16 Holofernes'le subayları söylenenleri beğendiler ve bu önerileri benimsediler.
17 Böylece Moavlılar'dan bir bölükle birlikte beş bin Asurlu ilerlediler. Vadiye girip İsrailliler'in pınarlarına el koydular.
18Bu arada Edomlular'la Amonlular Dotan'ın karşısındaki dağlık bölgeleri tuttular. Bazı askerlerini de güney doğuya, Egrebel'in karşısına, Mokmur Vadisi'ndeki Kous dolayına gönderdiler. Asur ordusunun geri kalan bölümü, bir karış toprak parçasını boş bırakmayarak vadiye yerleşti. Öyle kalabalıktılar ki, çadırları ve donatımları çok büyük bir ordugâh oluşturdu.
19İsrailliler Rableri'ne yalvardılar. Neşesizdiler, çünkü düşman onların etrafını kuşatmıştı ve kaçış yollarını kapatmıştı.
20Asur ordusu, piyadeleri, savaş arabaları ve atlılarıyla otuz dört gün süresince onları kuşatmaya devam etti. Betulya halkının su kapları bomboştu,
21çeşmeleri kuruydu. İnsanlar susuzluklarını hiçbir gün gideremiyordu, çünkü kendilerine su belgeyle dağıtılıyordu.
22Küçük çocuklar bitkin bir haldeydi, kadınlar ve genç erkekler susuzluktan zayıf düşmüştü.
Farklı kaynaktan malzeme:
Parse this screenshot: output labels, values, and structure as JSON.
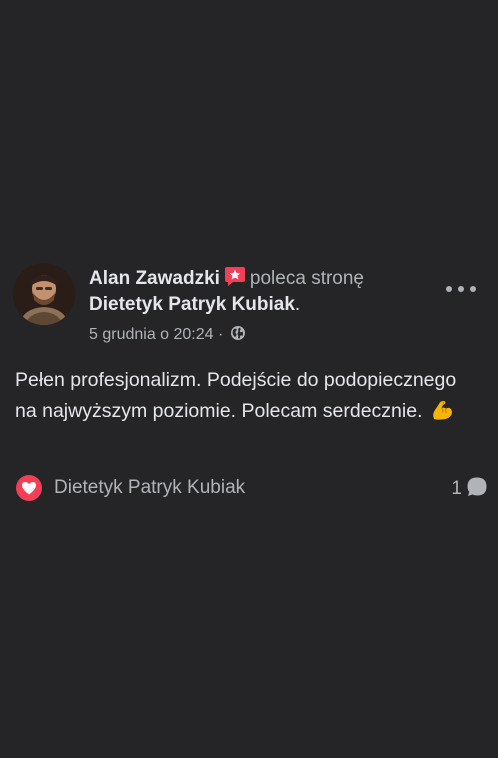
{
  "post": {
    "author": "Alan Zawadzki",
    "recommend_verb": "poleca stronę",
    "page_name": "Dietetyk Patryk Kubiak",
    "page_name_suffix": ".",
    "timestamp": "5 grudnia o 20:24",
    "separator": "·",
    "privacy_icon": "globe-icon",
    "text": "Pełen profesjonalizm. Podejście do podopiecznego na najwyższym poziomie. Polecam serdecznie.",
    "emoji": "flexed-biceps",
    "more_icon": "more-horizontal-icon"
  },
  "footer": {
    "reaction_icon": "love-heart-icon",
    "reactor_name": "Dietetyk Patryk Kubiak",
    "comment_count": "1",
    "comment_icon": "comment-bubble-icon"
  },
  "colors": {
    "background": "#252527",
    "primary_text": "#e4e6eb",
    "secondary_text": "#b0b3b8",
    "recommend_badge": "#f33e58",
    "love_reaction": "#f33e58"
  }
}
Kentin girişinde ve sokaklarında düşüp bayılıyorlardı, hiç birinin gücü kalmamıştı.
23Genç erkekler, kadınlar, çocuklar ve bütün halk Uzziya'nın ve kentin ileri gelenlerinin etrafına toplanıp, yaşlıların önünde bağırıp çağırmaya başladı:
24"İkimizin hakkındaki yargıyı Tanrı versin! Çünkü Asurlular'dan barış istememekle bize büyük kötülük ettiniz.
25Şimdi bize yardım edecek kimse yok. Tanrı bizi onlara verdi ve onların karşısında susuz ve güçsüz durumda, çaresizlik içindeyiz.
26Onları derhal çağırın, Holofernes'le ordusu tüm kenti yağma etsin.
27Çünkü onların esiri olarak durumumuz şimdikinden çok daha iyi olur. Kuşkusuz onların esiri olacağız, ama hiç olmazsa yaşayacağız.Bebeklerimizin gözümüzün önünde öldüğünü, eşlerimizle çocuklarımızın yok olduğunu görmeyeceğiz.
28Bugün şimdi böyle davranmanız için size yalvarıyoruz, gökyüzü ile yeryüzü adına, Tanrı adına, atalarımızın günahlarıyla bizim günahlarımızdan dolayı bizleri cezalandıran Rabbimiz adına yakarıyoruz."
29Orada toplanan tüm insanlardan acıklı sesler yükseliyordu ve tümü Tanrı'ya yalvarıp yakarıyordu.
30Uzziya onlara şöyle dedi: "Cesaretinizi yitirmeyin, kardeşlerim! Beş gün daha onlara karşı direnelim. Rabbimiz o zaman bize acıyacak, bizi bırakmayacak.
31Bu süre içinde hiçbir yerden yardım gelmezse, sizlerin dediği gibi davranacağız."
32Uzziya sözlerini bitirince herkesin dağılmasını sağladı. Erkekler kentin duvarlarıyla kalelerini onarmaya gittiler; kadınlarla çocukları eve gönderdiler. Kentin insanları umutsuzdu.